The FMJ is notorious for over penetration and the ricochet potential is great. On the battlefield it doesn't matter but, if you're in the local convenient store or department store and things go haywire suddenly and you miss, someone 20 feet away could be the recipient of your intents. Mas Ayoob accounts in many articles I've read about how even officers were killed by an over penetrating 230 gr FMJ as have innocent bystanders. This is why I wouldn't use them other than for target practice and gun functioning. Hornady sells them relatively cheap for 100 so I load my own or if I get lazy reloading, I go to Wally World and buy a couple boxes of Winchester white boxes. Factory ammo from Winchester, Speer and Federal are anything but cheap but if you want to use a good dependable hollow point for defense, you have no recourse but to shoot enough to warrant using them in you chosen pistol. Just my take on FMJ vs hollow points. Most all the time I use the H&G 68 but for a pistol(s) I plan on using as a home defense weapon or carry purposes, I make sure the ammo/magazine I intend on using will walk nicely together.

MtGun44
12-18-2011, 02:22 AM
White box Winchester (not Talon or Ranger) or the ordinary Rem 230 JHP (not Golden Saber)
sell for about $29 per 50 at gun shows. These two are exactly the same shape as military
ball, but with a 3/16" hole in the top, which does relatively little for the feeding shape.

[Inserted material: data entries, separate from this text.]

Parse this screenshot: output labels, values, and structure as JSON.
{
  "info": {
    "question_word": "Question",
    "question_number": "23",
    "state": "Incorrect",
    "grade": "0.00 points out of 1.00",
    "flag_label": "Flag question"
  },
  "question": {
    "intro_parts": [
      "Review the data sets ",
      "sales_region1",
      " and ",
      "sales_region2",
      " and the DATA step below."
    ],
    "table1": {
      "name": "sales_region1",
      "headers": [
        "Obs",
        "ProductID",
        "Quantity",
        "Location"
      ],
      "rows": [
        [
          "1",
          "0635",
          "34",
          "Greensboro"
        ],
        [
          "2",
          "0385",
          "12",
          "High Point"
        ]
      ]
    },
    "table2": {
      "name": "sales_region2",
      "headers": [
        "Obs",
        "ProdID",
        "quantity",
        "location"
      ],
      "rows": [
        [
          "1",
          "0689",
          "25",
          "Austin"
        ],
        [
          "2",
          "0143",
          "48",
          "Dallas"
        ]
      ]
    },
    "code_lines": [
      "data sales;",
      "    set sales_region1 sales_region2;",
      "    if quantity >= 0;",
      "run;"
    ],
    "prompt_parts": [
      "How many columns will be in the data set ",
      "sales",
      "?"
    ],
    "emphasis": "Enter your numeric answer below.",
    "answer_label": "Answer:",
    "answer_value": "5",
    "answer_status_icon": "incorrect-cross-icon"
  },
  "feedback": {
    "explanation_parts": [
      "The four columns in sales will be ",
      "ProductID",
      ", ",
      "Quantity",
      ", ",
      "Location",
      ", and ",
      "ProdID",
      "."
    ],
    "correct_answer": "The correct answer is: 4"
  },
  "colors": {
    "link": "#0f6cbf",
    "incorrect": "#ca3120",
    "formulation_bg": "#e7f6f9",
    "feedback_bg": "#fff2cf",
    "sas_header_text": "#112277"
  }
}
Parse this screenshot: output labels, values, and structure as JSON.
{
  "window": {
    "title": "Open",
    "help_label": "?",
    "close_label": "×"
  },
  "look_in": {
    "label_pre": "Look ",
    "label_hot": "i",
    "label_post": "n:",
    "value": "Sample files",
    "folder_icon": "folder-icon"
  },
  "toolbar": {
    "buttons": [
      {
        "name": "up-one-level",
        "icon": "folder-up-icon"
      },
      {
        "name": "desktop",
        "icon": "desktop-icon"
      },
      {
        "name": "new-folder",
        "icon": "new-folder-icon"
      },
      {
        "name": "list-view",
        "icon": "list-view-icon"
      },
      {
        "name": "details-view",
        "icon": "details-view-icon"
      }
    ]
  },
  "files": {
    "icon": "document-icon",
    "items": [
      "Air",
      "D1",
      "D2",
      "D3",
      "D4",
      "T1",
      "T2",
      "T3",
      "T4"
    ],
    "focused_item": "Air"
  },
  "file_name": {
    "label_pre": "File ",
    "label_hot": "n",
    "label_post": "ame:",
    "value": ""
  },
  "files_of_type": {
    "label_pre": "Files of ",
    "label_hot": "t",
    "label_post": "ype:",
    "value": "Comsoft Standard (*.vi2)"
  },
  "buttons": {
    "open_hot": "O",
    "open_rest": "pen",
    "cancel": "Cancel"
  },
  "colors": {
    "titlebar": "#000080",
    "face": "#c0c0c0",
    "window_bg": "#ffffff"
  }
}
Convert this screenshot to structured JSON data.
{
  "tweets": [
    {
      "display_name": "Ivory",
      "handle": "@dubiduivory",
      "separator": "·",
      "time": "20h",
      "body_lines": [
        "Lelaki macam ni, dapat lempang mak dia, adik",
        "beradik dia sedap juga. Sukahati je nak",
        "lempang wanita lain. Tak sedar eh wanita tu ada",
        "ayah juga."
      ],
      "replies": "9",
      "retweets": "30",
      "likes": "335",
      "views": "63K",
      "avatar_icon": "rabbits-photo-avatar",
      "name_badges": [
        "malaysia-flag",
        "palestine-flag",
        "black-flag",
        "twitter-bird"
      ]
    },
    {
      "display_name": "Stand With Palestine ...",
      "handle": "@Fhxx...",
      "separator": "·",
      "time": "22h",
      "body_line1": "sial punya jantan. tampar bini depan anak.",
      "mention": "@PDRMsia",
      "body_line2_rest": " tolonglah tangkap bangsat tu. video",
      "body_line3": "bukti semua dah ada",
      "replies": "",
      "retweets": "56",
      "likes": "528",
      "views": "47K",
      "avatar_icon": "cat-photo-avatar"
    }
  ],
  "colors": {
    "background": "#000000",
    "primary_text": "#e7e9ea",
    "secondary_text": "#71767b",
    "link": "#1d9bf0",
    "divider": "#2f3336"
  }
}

Another way to go for JHPs is to buy the Win 230 JHP as a component and load your own
to match military Ball bullet contour.

Bill

ColColt
02-24-2012, 12:42 PM
Just to resurrect this thread, I was wondering if anyone has tried the Tripp 7 round magazines? I had bought a few and also discovered some while back I also have two 8 round Tripp mags. I found it's all but impossible to get the follower out of the 7 round mag in order to replace the spring with the Wolff 11# spring. The witness holes are staggered so you can't put a nail or small punch from one side to the other to compress the spring to get the follower out like you can most all 8 round mags.

If you put an Allen wrench in one of the lower holes(short end) to compress it and try to remove the follower, the spring pops back up. There must be a secret to this but I haven't figured it out yet. I don't know for sure that the Wolff spring will work as they're pretty long...about 8-9 inches or if they'll work with the Tripp Hybrid follower. Anyone tried this?